For those of you who also have been in my situation not knowing the difference between Syrah and Shiraz, I did a little research when I got home to clarify the confusion. First off, Syrah and Shiraz wines are produced from the same grape. Why 2 names for it then? I know, I know…I asked the same question. As with any wine, the overall taste is dependent on the different territory and winemaking techniques used in its production. Traditionally, Syrah is a red grape grown in the Rhone Valley of France. It has since spread to different regions all over the world. The Shiraz is Australia’s version of Syrah and is the most popular grape in the area. The name stems from the belief that the grape’s original home lies in the town “Shiraz” in Iran. In conclusion, same grape…different regions…and if it ends with a “Z”, it’s probably from Australia..
Consumer: James & Sara
Name: Ass Kisser
Region: South Australia
Grape Varietal: Shiraz
Alcohol content: 14.5%
Food pairing: Portobello, Swiss & Chicken Sausage Stuffed Quail over a Summer Vegetable Melange accented with Patio Basil.
(oooh…sounds insanely gourmet, right? well, it is…BUT it is James’ job to be overly descriptive and fancy when writing a menu. In everyday terms, “melange” is just a fancy way of saying “medley” and “patio basil” is just that…basil that we grow on our patio, ha)

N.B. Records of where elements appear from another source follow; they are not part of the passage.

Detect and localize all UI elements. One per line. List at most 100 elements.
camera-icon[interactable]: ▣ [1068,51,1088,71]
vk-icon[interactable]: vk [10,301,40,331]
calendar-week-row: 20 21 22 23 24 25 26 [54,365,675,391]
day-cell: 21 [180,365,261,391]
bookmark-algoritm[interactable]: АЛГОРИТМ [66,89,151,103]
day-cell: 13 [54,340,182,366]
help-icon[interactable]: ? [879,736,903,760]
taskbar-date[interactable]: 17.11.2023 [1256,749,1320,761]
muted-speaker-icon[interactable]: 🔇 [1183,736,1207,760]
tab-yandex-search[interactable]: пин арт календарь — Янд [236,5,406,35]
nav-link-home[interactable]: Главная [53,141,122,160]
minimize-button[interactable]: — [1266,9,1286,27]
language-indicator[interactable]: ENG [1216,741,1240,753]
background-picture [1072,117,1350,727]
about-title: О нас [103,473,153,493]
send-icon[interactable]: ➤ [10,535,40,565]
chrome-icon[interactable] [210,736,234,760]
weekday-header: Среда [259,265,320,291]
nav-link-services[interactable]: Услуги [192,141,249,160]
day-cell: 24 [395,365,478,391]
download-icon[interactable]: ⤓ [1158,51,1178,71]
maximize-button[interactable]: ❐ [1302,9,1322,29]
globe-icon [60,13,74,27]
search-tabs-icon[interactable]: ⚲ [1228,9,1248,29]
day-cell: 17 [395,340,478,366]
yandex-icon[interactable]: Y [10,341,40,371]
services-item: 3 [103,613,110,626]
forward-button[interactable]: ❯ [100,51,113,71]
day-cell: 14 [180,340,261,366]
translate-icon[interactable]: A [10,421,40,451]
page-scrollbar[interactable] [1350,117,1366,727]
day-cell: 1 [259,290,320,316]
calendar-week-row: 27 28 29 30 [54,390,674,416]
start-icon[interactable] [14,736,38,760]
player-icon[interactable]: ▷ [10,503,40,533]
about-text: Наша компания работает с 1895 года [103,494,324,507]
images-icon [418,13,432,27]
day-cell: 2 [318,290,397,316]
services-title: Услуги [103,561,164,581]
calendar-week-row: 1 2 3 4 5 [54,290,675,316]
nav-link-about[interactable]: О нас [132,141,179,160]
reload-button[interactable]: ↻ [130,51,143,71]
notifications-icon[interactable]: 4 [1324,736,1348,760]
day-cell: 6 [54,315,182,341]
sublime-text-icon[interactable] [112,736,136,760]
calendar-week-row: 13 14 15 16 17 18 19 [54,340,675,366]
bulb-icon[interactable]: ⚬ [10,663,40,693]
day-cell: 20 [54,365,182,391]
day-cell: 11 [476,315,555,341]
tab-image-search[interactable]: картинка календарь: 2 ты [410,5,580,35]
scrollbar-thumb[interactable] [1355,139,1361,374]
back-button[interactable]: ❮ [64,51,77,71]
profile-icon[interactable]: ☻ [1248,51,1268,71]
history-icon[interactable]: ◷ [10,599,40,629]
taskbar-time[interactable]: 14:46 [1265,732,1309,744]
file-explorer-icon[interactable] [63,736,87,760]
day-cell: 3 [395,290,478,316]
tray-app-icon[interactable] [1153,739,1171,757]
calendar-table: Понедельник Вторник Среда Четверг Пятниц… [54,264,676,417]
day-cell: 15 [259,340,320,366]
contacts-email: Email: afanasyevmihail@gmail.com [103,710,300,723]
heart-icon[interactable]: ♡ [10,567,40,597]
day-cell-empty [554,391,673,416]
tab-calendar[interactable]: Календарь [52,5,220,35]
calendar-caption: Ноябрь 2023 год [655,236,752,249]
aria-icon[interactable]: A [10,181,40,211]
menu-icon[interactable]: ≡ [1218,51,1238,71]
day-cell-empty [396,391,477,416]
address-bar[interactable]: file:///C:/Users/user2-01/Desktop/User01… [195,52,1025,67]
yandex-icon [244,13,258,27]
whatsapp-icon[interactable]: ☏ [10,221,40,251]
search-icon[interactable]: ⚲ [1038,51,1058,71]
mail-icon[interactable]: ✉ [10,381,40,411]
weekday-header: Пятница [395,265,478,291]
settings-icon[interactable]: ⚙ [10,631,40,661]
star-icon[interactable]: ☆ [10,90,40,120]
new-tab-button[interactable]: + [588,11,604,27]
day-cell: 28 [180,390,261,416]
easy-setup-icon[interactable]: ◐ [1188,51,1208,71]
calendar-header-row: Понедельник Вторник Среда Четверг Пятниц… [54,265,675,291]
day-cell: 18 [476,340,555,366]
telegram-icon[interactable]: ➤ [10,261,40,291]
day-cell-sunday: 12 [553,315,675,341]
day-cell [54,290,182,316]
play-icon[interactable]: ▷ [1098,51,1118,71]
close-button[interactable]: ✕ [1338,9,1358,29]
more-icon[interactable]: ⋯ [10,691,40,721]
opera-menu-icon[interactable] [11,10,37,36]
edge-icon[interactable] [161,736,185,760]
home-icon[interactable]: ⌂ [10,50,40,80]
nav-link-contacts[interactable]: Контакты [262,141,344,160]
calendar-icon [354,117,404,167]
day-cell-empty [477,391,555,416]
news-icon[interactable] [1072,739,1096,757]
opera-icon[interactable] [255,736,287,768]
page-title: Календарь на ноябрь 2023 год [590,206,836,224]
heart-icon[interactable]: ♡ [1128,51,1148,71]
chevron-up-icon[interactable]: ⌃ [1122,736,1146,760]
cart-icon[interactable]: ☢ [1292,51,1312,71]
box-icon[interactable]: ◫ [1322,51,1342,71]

Color & Appearance: Nice Ruby Red
Nose/Aroma: Spicy, Earthy, Oaky…the very first thing you smell is alcohol, which would explain the 14.5% content
Mouth/Flavors: Spicy, Mild, Medium-bodied
Rating: (scale of 1 to 10) 6-alone 8-paired with right food
Impressions: It has a very big aroma that is quite intriguing. When you taste it, the spiciness hits you right off but then really has nothing to back it up. ..just a mild taste. The smell definitely does not match the taste when drank alone. Paired with our meal, it was perfect. It wasn’t too over bearing for the food and definitely complimented it quite nicely. Be warned, after one glass I was a bit tipsy…so it’s not a bottle that should be drank alone while watching a sappy-love story one Friday night (don’t act like I’m the only one who does that!). You’ll definitely be feeling it the next morning. After letting it open up and breathe for a bit, the taste evened out and was decent. This would be a great “kitschy” present for someone who likes to experiment in the kitchen.
Food Recommendations: Definitely sausage, anything grilled or game birds (i.e.-cornish hens, duck or quail). A nice herb-encrusted pork tenderloin would be excellent. You could try beef and it would be alright, but won’t compliment as well.